De 1977 à 1998, les abonnés au câble de New York pouvaient regarder 'The Robin Byrd Show', une fête d'accès public libertaire et positive pour le sexe, diffusée tard le soir. Byrd, une 'reine de l'orgie' autoproclamée qui est apparue dans plus d'une douzaine de films pornographiques (dont le classique 'Debbie Does Dallas'), animait dans son bikini crocheté noir signature et sa manucure blanc lait, gérant des performances et des interviews d'acteurs porno et d'artistes comme Candida Royalle et Annie Sprinkle.

Plus kitsch que charnel, les émissions étaient alimentées par un exhibitionnisme loufoque et un enthousiasme sincère pour toutes les orientations sexuelles. Mais quand l'administration Reagan est restée silencieuse sur le VIH/SIDA dans les années 1980, Byrd s'est politisée, promouvant à plusieurs reprises le sexe sans risque et accueillant des fans gays dans ses segments d'appels. Et quand des conservateurs furieux ont tenté de la faire taire, elle a gagné un procès contre la compagnie de câble qui voulait brouiller son émission.

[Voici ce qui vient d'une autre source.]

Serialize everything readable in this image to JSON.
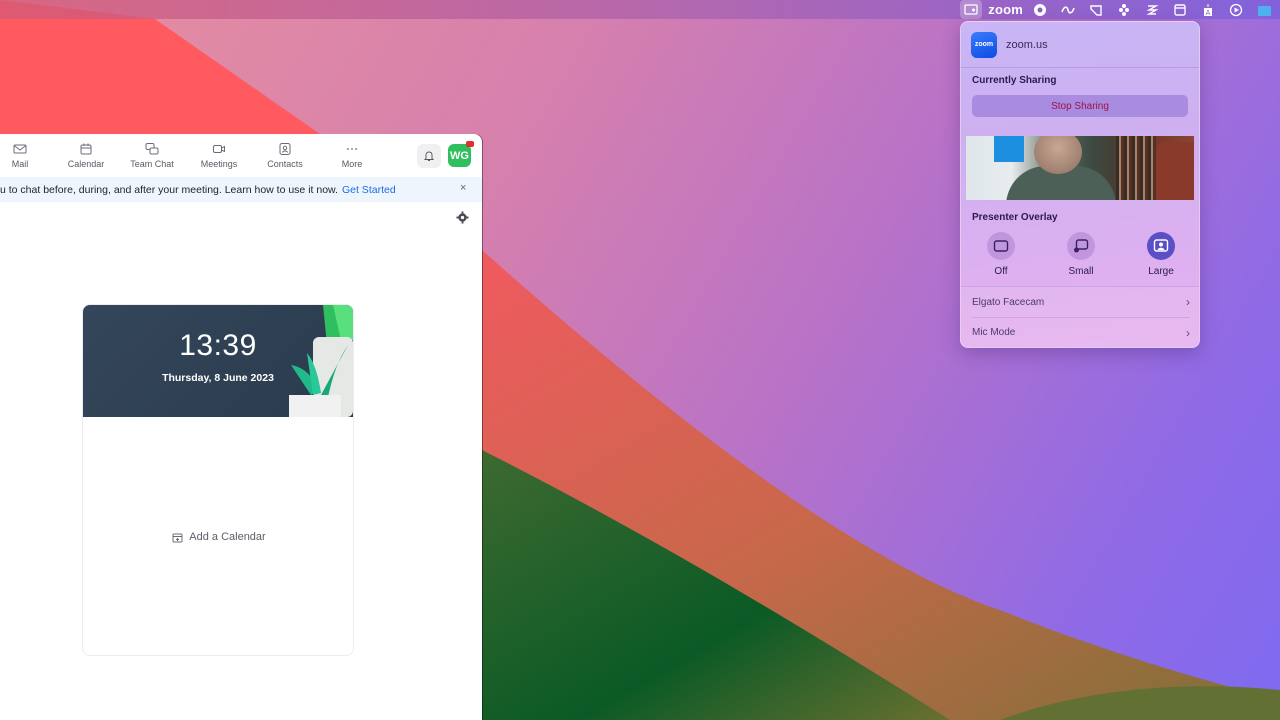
{
  "menubar": {
    "items": [
      {
        "icon": "screen-share-icon",
        "active": true
      },
      {
        "label": "zoom"
      },
      {
        "icon": "record-icon"
      },
      {
        "icon": "infinity-icon"
      },
      {
        "icon": "cursor-icon"
      },
      {
        "icon": "flower-icon"
      },
      {
        "icon": "wave-icon"
      },
      {
        "icon": "window-icon"
      },
      {
        "icon": "translate-icon"
      },
      {
        "icon": "play-icon"
      },
      {
        "icon": "folder-icon"
      }
    ]
  },
  "popover": {
    "app_icon_text": "zoom",
    "app_name": "zoom.us",
    "currently_sharing_label": "Currently Sharing",
    "stop_sharing_label": "Stop Sharing",
    "presenter_overlay_label": "Presenter Overlay",
    "overlay_options": [
      {
        "label": "Off",
        "selected": false
      },
      {
        "label": "Small",
        "selected": false
      },
      {
        "label": "Large",
        "selected": true
      }
    ],
    "rows": [
      {
        "label": "Elgato Facecam"
      },
      {
        "label": "Mic Mode"
      }
    ],
    "accent_color": "#5b4fc8",
    "stop_color": "#a0104a"
  },
  "zoom_window": {
    "nav": [
      {
        "label": "Mail",
        "icon": "mail-icon"
      },
      {
        "label": "Calendar",
        "icon": "calendar-icon"
      },
      {
        "label": "Team Chat",
        "icon": "chat-icon"
      },
      {
        "label": "Meetings",
        "icon": "video-icon"
      },
      {
        "label": "Contacts",
        "icon": "contacts-icon"
      },
      {
        "label": "More",
        "icon": "more-icon"
      }
    ],
    "avatar_initials": "WG",
    "banner": {
      "text": "u to chat before, during, and after your meeting. Learn how to use it now.",
      "link": "Get Started",
      "close": "×"
    },
    "calendar_card": {
      "time": "13:39",
      "date": "Thursday, 8 June 2023",
      "add_calendar_label": "Add a Calendar"
    }
  }
}
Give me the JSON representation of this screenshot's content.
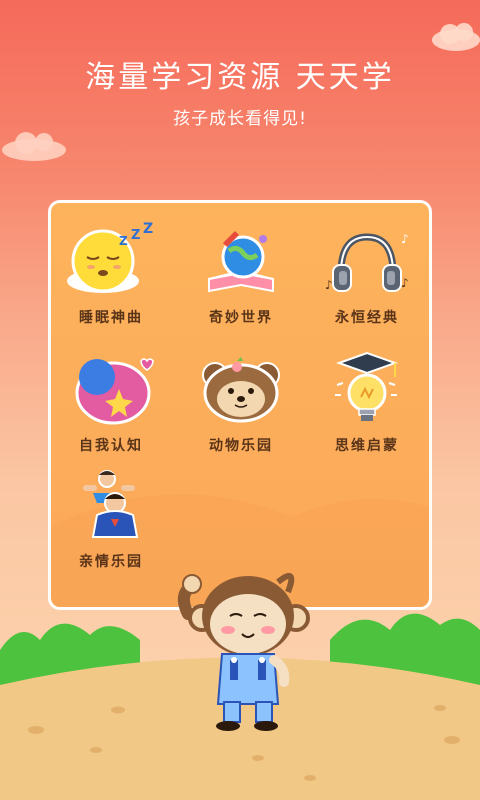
{
  "hero": {
    "title": "海量学习资源  天天学",
    "subtitle": "孩子成长看得见!"
  },
  "categories": [
    {
      "label": "睡眠神曲",
      "icon": "sleeping-moon-icon"
    },
    {
      "label": "奇妙世界",
      "icon": "globe-rocket-book-icon"
    },
    {
      "label": "永恒经典",
      "icon": "headphones-icon"
    },
    {
      "label": "自我认知",
      "icon": "colorful-blob-icon"
    },
    {
      "label": "动物乐园",
      "icon": "bear-face-icon"
    },
    {
      "label": "思维启蒙",
      "icon": "lightbulb-graduation-icon"
    },
    {
      "label": "亲情乐园",
      "icon": "family-icon"
    }
  ],
  "colors": {
    "background_top": "#f56a5a",
    "panel": "#fdb35b",
    "label_text": "#5a3418",
    "grass": "#4cc23e",
    "ground": "#f2c886"
  },
  "mascot": {
    "icon": "monkey-mascot-icon"
  }
}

Aujourd'hui septuagénaire épanouie, Byrd reste reconnaissable derrière sa frange blonde hirsute et sa bonne humeur contagieuse. Regardée avec tendresse par Shelly Byrd, son mari depuis 1974, cette improbable guerrière du Premier Amendement se souvient d'une enfance difficile et réfléchit à son héritage. Naviguant entre son appartement encombré de Manhattan et sa maison bien-aimée de Fire Island, Byrd lutte avec la décision de confier ses plus de 600 cassettes ('mes bébés') et autres souvenirs à un archiviste enthousiaste. Qu'elle ne l'ait pas déjà fait est surprenant, mais après tout, qui parmi nous est impatient de laisser partir ses bébés ?

Assemblé avec amour (Sarah Jessica Parker est parmi ses producteurs) et une économie admirable, 'Bang My Box' est parsemé de commentaires vifs et francs de Sandra Bernhard et du journaliste Michael Musto. Le résultat est un rappel enjoué d'une époque où les émissions comme celles de Byrd ne parlaient pas vraiment de fornication. Ce qu'elles diffusaient, c'était la liberté.